HPDetector is a hidden port detector that catches inconsistencies between what the operating system reports as bound ports and what is actually bound — a common sign of a rootkit hiding a backdoor.
It works by attempting to bind to every TCP and UDP port (1–65535). If a port throws a binding exception (meaning something is already bound to it) but does not appear in the OS port list (netstat on Windows, /proc/net/tcp and /proc/net/udp on Linux), it is flagged as a hidden port.
Available for both Windows (.NET 2.0, GUI) and Linux (Java, CLI).
- Parse the OS port list (Netstat /
/proc/net/tcpand/proc/net/udp) - Attempt to bind a socket to every port from 1–65535
- Any port that raises a bind exception but is absent from the OS list is reported as hidden
- Redundant checks are performed to reduce false positives
A hidden port does not definitively confirm a rootkit, but it is a strong indicator worth investigating further. Follow-up steps include attempting to connect to the hidden port (e.g. via telnet) and running additional rootkit tools such as Rootkit Revealer.
Requirements: .NET Framework 2.0
Run HPDetector.exe as Administrator. The GUI allows a full port scan (1–65535) or a base scan (1–1023) and displays any hidden TCP or UDP ports found.

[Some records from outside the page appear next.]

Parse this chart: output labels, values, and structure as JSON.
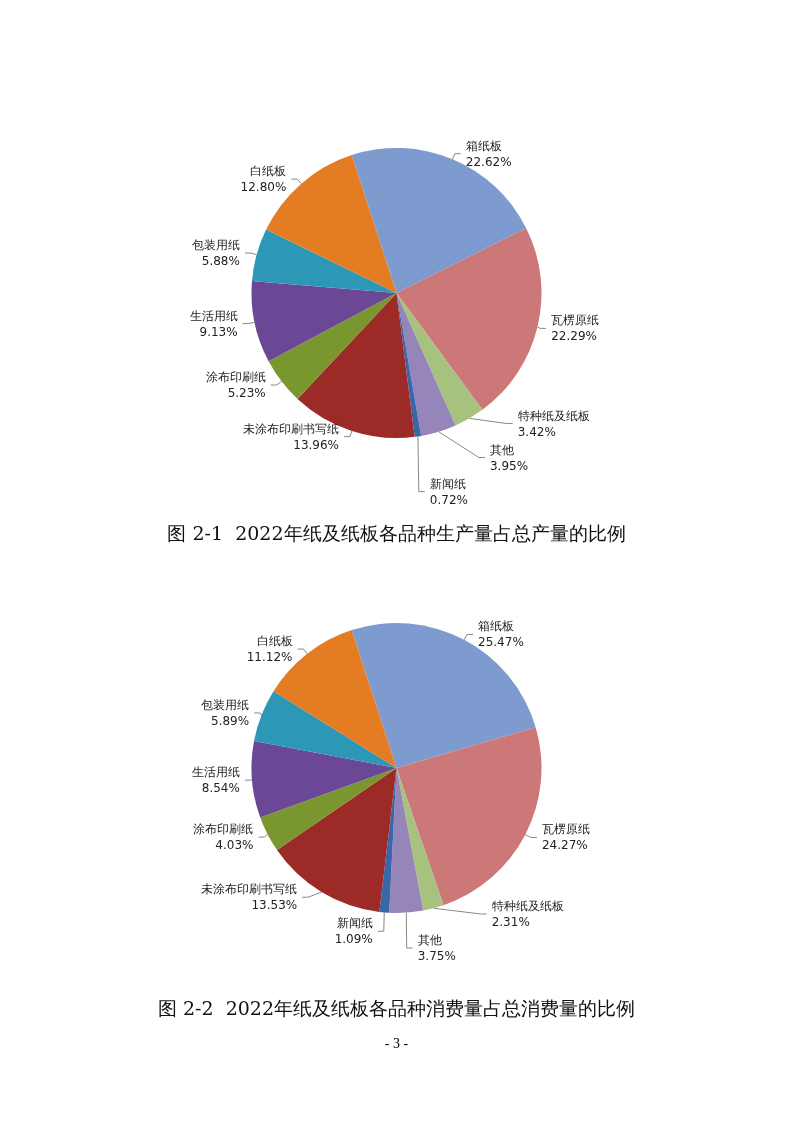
{
  "chart_data": [
    {
      "type": "pie",
      "title": "图 2-1  2022年纸及纸板各品种生产量占总产量的比例",
      "categories": [
        "箱纸板",
        "瓦楞原纸",
        "特种纸及纸板",
        "其他",
        "新闻纸",
        "未涂布印刷书写纸",
        "涂布印刷纸",
        "生活用纸",
        "包装用纸",
        "白纸板"
      ],
      "values": [
        22.62,
        22.29,
        3.42,
        3.95,
        0.72,
        13.96,
        5.23,
        9.13,
        5.88,
        12.8
      ],
      "value_labels": [
        "22.62%",
        "22.29%",
        "3.42%",
        "3.95%",
        "0.72%",
        "13.96%",
        "5.23%",
        "9.13%",
        "5.88%",
        "12.80%"
      ],
      "colors": [
        "#7d9bcf",
        "#cd7878",
        "#a6c27e",
        "#9585b8",
        "#3a67a8",
        "#9c2a27",
        "#7a972f",
        "#6a4896",
        "#2d98b5",
        "#e37c22"
      ]
    },
    {
      "type": "pie",
      "title": "图 2-2  2022年纸及纸板各品种消费量占总消费量的比例",
      "categories": [
        "箱纸板",
        "瓦楞原纸",
        "特种纸及纸板",
        "其他",
        "新闻纸",
        "未涂布印刷书写纸",
        "涂布印刷纸",
        "生活用纸",
        "包装用纸",
        "白纸板"
      ],
      "values": [
        25.47,
        24.27,
        2.31,
        3.75,
        1.09,
        13.53,
        4.03,
        8.54,
        5.89,
        11.12
      ],
      "value_labels": [
        "25.47%",
        "24.27%",
        "2.31%",
        "3.75%",
        "1.09%",
        "13.53%",
        "4.03%",
        "8.54%",
        "5.89%",
        "11.12%"
      ],
      "colors": [
        "#7d9bcf",
        "#cd7878",
        "#a6c27e",
        "#9585b8",
        "#3a67a8",
        "#9c2a27",
        "#7a972f",
        "#6a4896",
        "#2d98b5",
        "#e37c22"
      ],
      "annotations": [
        "- 3 -"
      ]
    }
  ]
}
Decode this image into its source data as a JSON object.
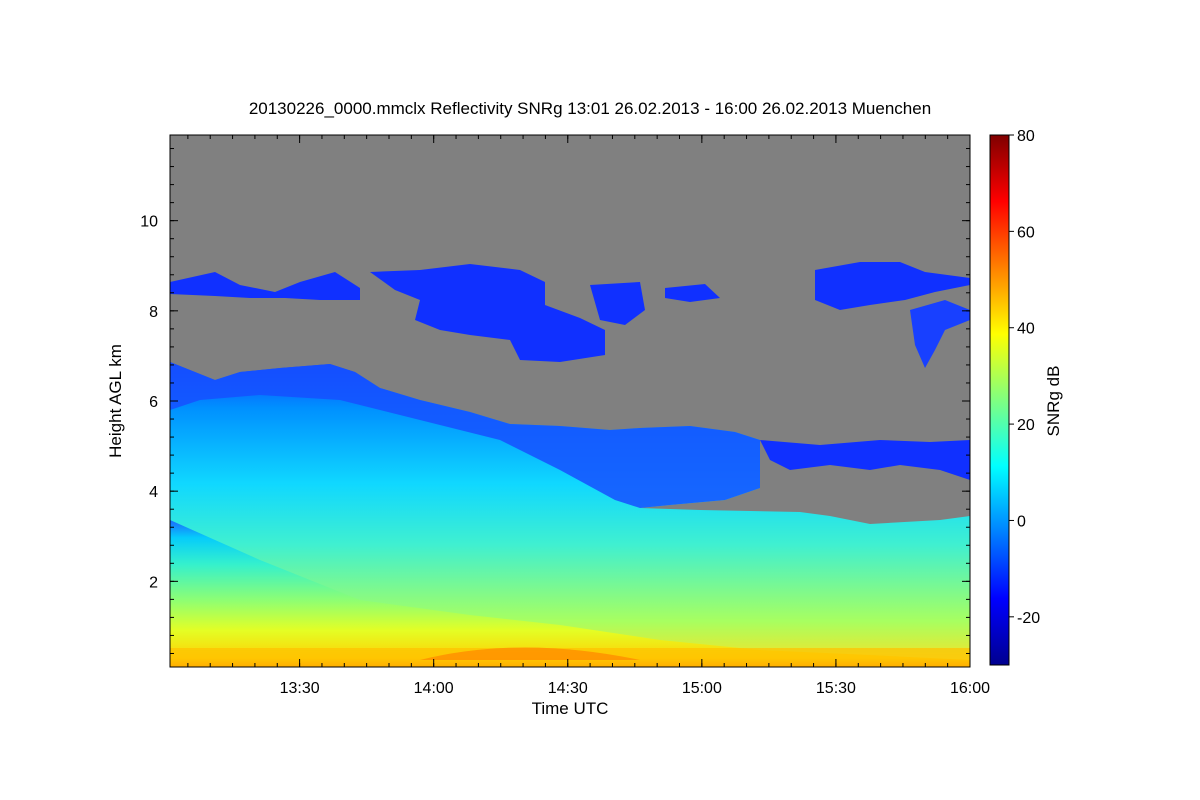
{
  "chart_data": {
    "type": "heatmap",
    "title": "20130226_0000.mmclx Reflectivity SNRg   13:01 26.02.2013 - 16:00 26.02.2013 Muenchen",
    "xlabel": "Time UTC",
    "ylabel": "Height AGL km",
    "colorbar_label": "SNRg dB",
    "x_ticks": [
      "13:30",
      "14:00",
      "14:30",
      "15:00",
      "15:30",
      "16:00"
    ],
    "y_ticks": [
      "2",
      "4",
      "6",
      "8",
      "10"
    ],
    "colorbar_ticks": [
      "80",
      "60",
      "40",
      "20",
      "0",
      "-20"
    ],
    "x_range": [
      "13:01",
      "16:00"
    ],
    "y_range_km": [
      0.1,
      11.9
    ],
    "colorbar_range_db": [
      -30,
      80
    ],
    "background_color": "#808080",
    "colormap": [
      "#00008f",
      "#0000ff",
      "#0080ff",
      "#00ffff",
      "#80ff80",
      "#ffff00",
      "#ff8000",
      "#ff0000",
      "#800000"
    ]
  }
}
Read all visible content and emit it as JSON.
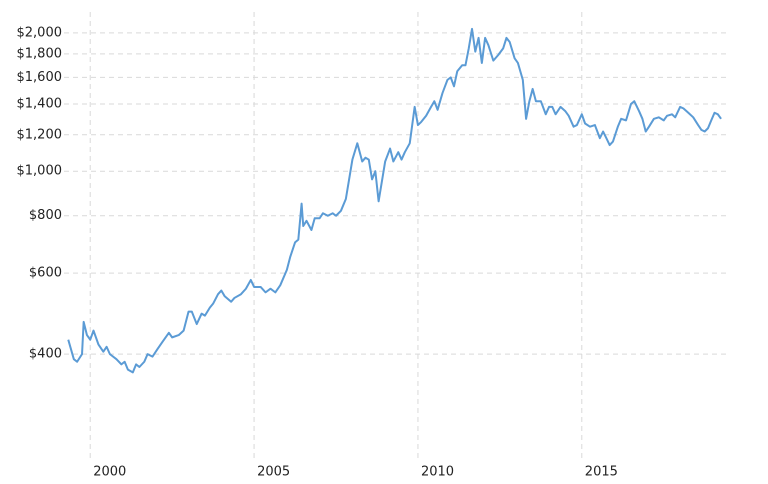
{
  "chart_data": {
    "type": "line",
    "log_y": true,
    "grid": true,
    "x": [
      1999.33,
      1999.5,
      1999.6,
      1999.75,
      1999.8,
      1999.9,
      2000.0,
      2000.1,
      2000.25,
      2000.4,
      2000.5,
      2000.6,
      2000.8,
      2000.95,
      2001.05,
      2001.15,
      2001.3,
      2001.4,
      2001.5,
      2001.65,
      2001.75,
      2001.9,
      2002.05,
      2002.2,
      2002.4,
      2002.5,
      2002.7,
      2002.85,
      2003.0,
      2003.1,
      2003.25,
      2003.4,
      2003.5,
      2003.65,
      2003.75,
      2003.9,
      2004.0,
      2004.1,
      2004.3,
      2004.4,
      2004.6,
      2004.75,
      2004.9,
      2005.0,
      2005.2,
      2005.35,
      2005.5,
      2005.65,
      2005.8,
      2006.0,
      2006.1,
      2006.25,
      2006.35,
      2006.45,
      2006.5,
      2006.6,
      2006.75,
      2006.85,
      2007.0,
      2007.1,
      2007.25,
      2007.4,
      2007.5,
      2007.65,
      2007.8,
      2007.9,
      2008.0,
      2008.15,
      2008.3,
      2008.4,
      2008.5,
      2008.6,
      2008.7,
      2008.8,
      2008.9,
      2009.0,
      2009.15,
      2009.25,
      2009.4,
      2009.5,
      2009.6,
      2009.75,
      2009.9,
      2010.0,
      2010.1,
      2010.25,
      2010.4,
      2010.5,
      2010.6,
      2010.75,
      2010.9,
      2011.0,
      2011.1,
      2011.2,
      2011.35,
      2011.45,
      2011.55,
      2011.65,
      2011.75,
      2011.85,
      2011.95,
      2012.05,
      2012.15,
      2012.3,
      2012.45,
      2012.6,
      2012.7,
      2012.8,
      2012.95,
      2013.05,
      2013.2,
      2013.3,
      2013.4,
      2013.5,
      2013.6,
      2013.75,
      2013.9,
      2014.0,
      2014.1,
      2014.2,
      2014.35,
      2014.5,
      2014.6,
      2014.75,
      2014.85,
      2015.0,
      2015.1,
      2015.25,
      2015.4,
      2015.55,
      2015.65,
      2015.75,
      2015.85,
      2015.95,
      2016.1,
      2016.2,
      2016.35,
      2016.5,
      2016.6,
      2016.75,
      2016.85,
      2016.95,
      2017.05,
      2017.2,
      2017.35,
      2017.5,
      2017.6,
      2017.75,
      2017.85,
      2018.0,
      2018.1,
      2018.25,
      2018.4,
      2018.55,
      2018.65,
      2018.75,
      2018.85,
      2018.95,
      2019.05,
      2019.15,
      2019.25
    ],
    "series": [
      {
        "color": "#5b9bd5",
        "values": [
          430,
          390,
          385,
          400,
          470,
          440,
          430,
          450,
          420,
          405,
          415,
          400,
          390,
          380,
          385,
          370,
          365,
          380,
          375,
          385,
          400,
          395,
          410,
          425,
          445,
          435,
          440,
          450,
          495,
          495,
          465,
          490,
          485,
          505,
          515,
          540,
          550,
          535,
          520,
          530,
          540,
          555,
          580,
          560,
          560,
          545,
          555,
          545,
          565,
          610,
          650,
          700,
          710,
          850,
          760,
          780,
          745,
          790,
          790,
          810,
          800,
          810,
          800,
          820,
          870,
          960,
          1060,
          1150,
          1050,
          1070,
          1060,
          960,
          1000,
          860,
          950,
          1050,
          1120,
          1050,
          1100,
          1060,
          1100,
          1150,
          1380,
          1260,
          1280,
          1320,
          1380,
          1420,
          1360,
          1480,
          1580,
          1600,
          1530,
          1650,
          1700,
          1700,
          1850,
          2040,
          1820,
          1950,
          1720,
          1950,
          1880,
          1740,
          1790,
          1850,
          1950,
          1910,
          1760,
          1720,
          1580,
          1300,
          1420,
          1510,
          1420,
          1420,
          1330,
          1380,
          1380,
          1330,
          1380,
          1350,
          1320,
          1250,
          1260,
          1330,
          1270,
          1250,
          1260,
          1180,
          1220,
          1180,
          1140,
          1160,
          1250,
          1300,
          1290,
          1400,
          1420,
          1350,
          1300,
          1220,
          1250,
          1300,
          1310,
          1290,
          1320,
          1330,
          1310,
          1380,
          1370,
          1340,
          1310,
          1260,
          1230,
          1220,
          1240,
          1290,
          1340,
          1330,
          1300
        ]
      }
    ],
    "xlim": [
      1999.2,
      2019.4
    ],
    "xticks": [
      2000,
      2005,
      2010,
      2015
    ],
    "ylim": [
      233,
      2220
    ],
    "yticks": [
      {
        "value": 400,
        "label": "$400"
      },
      {
        "value": 600,
        "label": "$600"
      },
      {
        "value": 800,
        "label": "$800"
      },
      {
        "value": 1000,
        "label": "$1,000"
      },
      {
        "value": 1200,
        "label": "$1,200"
      },
      {
        "value": 1400,
        "label": "$1,400"
      },
      {
        "value": 1600,
        "label": "$1,600"
      },
      {
        "value": 1800,
        "label": "$1,800"
      },
      {
        "value": 2000,
        "label": "$2,000"
      }
    ]
  }
}
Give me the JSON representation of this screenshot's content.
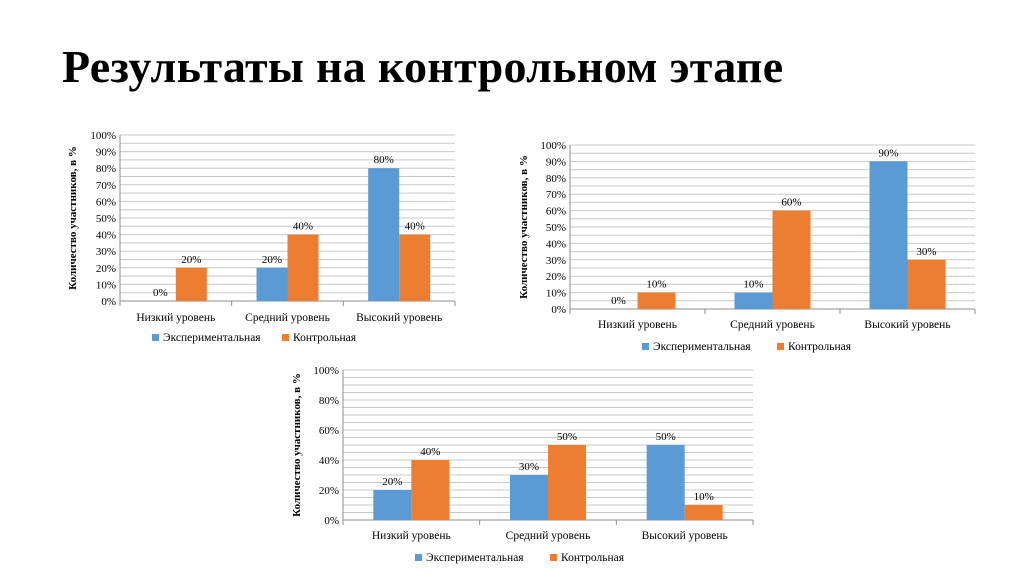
{
  "title": "Результаты на контрольном этапе",
  "chart_data": [
    {
      "type": "bar",
      "ylabel": "Количество участников, в %",
      "ylim": [
        0,
        100
      ],
      "yticks": [
        "0%",
        "10%",
        "20%",
        "30%",
        "40%",
        "50%",
        "60%",
        "70%",
        "80%",
        "90%",
        "100%"
      ],
      "categories": [
        "Низкий уровень",
        "Средний уровень",
        "Высокий уровень"
      ],
      "series": [
        {
          "name": "Экспериментальная",
          "color": "#5b9bd5",
          "values": [
            0,
            20,
            80
          ],
          "labels": [
            "0%",
            "20%",
            "80%"
          ]
        },
        {
          "name": "Контрольная",
          "color": "#ed7d31",
          "values": [
            20,
            40,
            40
          ],
          "labels": [
            "20%",
            "40%",
            "40%"
          ]
        }
      ],
      "grid": true,
      "legend": "bottom"
    },
    {
      "type": "bar",
      "ylabel": "Количество участников, в %",
      "ylim": [
        0,
        100
      ],
      "yticks": [
        "0%",
        "10%",
        "20%",
        "30%",
        "40%",
        "50%",
        "60%",
        "70%",
        "80%",
        "90%",
        "100%"
      ],
      "categories": [
        "Низкий уровень",
        "Средний уровень",
        "Высокий уровень"
      ],
      "series": [
        {
          "name": "Экспериментальная",
          "color": "#5b9bd5",
          "values": [
            0,
            10,
            90
          ],
          "labels": [
            "0%",
            "10%",
            "90%"
          ]
        },
        {
          "name": "Контрольная",
          "color": "#ed7d31",
          "values": [
            10,
            60,
            30
          ],
          "labels": [
            "10%",
            "60%",
            "30%"
          ]
        }
      ],
      "grid": true,
      "legend": "bottom"
    },
    {
      "type": "bar",
      "ylabel": "Количество участников, в %",
      "ylim": [
        0,
        100
      ],
      "yticks": [
        "0%",
        "20%",
        "40%",
        "60%",
        "80%",
        "100%"
      ],
      "categories": [
        "Низкий уровень",
        "Средний уровень",
        "Высокий уровень"
      ],
      "series": [
        {
          "name": "Экспериментальная",
          "color": "#5b9bd5",
          "values": [
            20,
            30,
            50
          ],
          "labels": [
            "20%",
            "30%",
            "50%"
          ]
        },
        {
          "name": "Контрольная",
          "color": "#ed7d31",
          "values": [
            40,
            50,
            10
          ],
          "labels": [
            "40%",
            "50%",
            "10%"
          ]
        }
      ],
      "grid": true,
      "legend": "bottom"
    }
  ]
}
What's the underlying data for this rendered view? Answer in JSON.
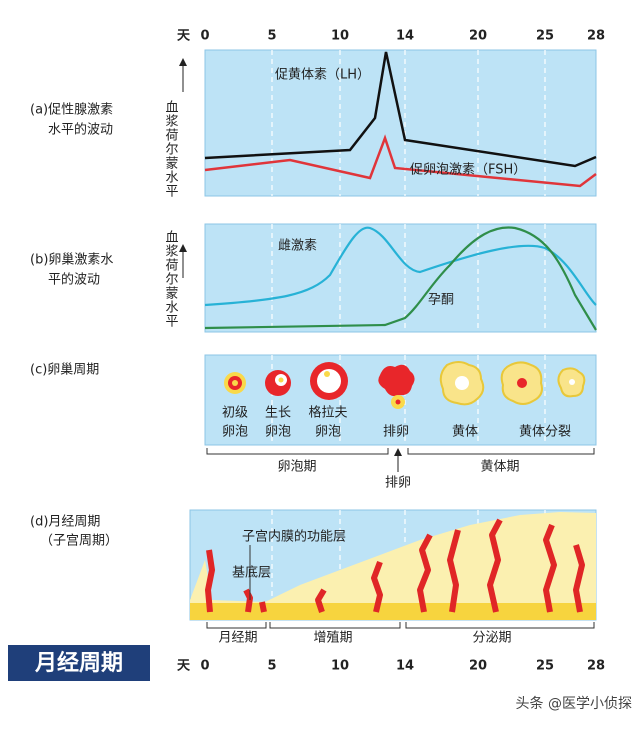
{
  "day_axis": {
    "unit": "天",
    "ticks": [
      0,
      5,
      10,
      14,
      20,
      25,
      28
    ]
  },
  "panels": {
    "a": {
      "label": [
        "(a)促性腺激素",
        "水平的波动"
      ],
      "y_label": "血浆荷尔蒙水平",
      "curves": [
        "促黄体素（LH）",
        "促卵泡激素（FSH）"
      ]
    },
    "b": {
      "label": [
        "(b)卵巢激素水",
        "平的波动"
      ],
      "y_label": "血浆荷尔蒙水平",
      "curves": [
        "雌激素",
        "孕酮"
      ]
    },
    "c": {
      "label": "(c)卵巢周期",
      "stages": [
        [
          "初级",
          "卵泡"
        ],
        [
          "生长",
          "卵泡"
        ],
        [
          "格拉夫",
          "卵泡"
        ],
        "排卵",
        "黄体",
        "黄体分裂"
      ],
      "phases": [
        "卵泡期",
        "黄体期"
      ],
      "event": "排卵"
    },
    "d": {
      "label": [
        "(d)月经周期",
        "（子宫周期）"
      ],
      "layers": [
        "子宫内膜的功能层",
        "基底层"
      ],
      "phases": [
        "月经期",
        "增殖期",
        "分泌期"
      ]
    }
  },
  "banner": "月经周期",
  "watermark": "头条 @医学小侦探"
}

Requirements: JRE or gcj (GNU Compiler for Java), root privileges
Run with JRE:
su -
cd hpdetector_linux/class
java HPDetectorRun pre-built binary:
su -
cp hpdetector_linux/bin/hpdetector /bin/hpdetector
/bin/hpdetectorRoot privileges are required to attempt binding to all ports.
hpdetecor_windows/ # Windows GUI implementation (C#/.NET)
hpdetector_linux/
src/ # Linux CLI implementation (Java)
class/ # Compiled .class file
bin/ # Pre-built native binary (gcj)
MIT License. See LICENSE for details.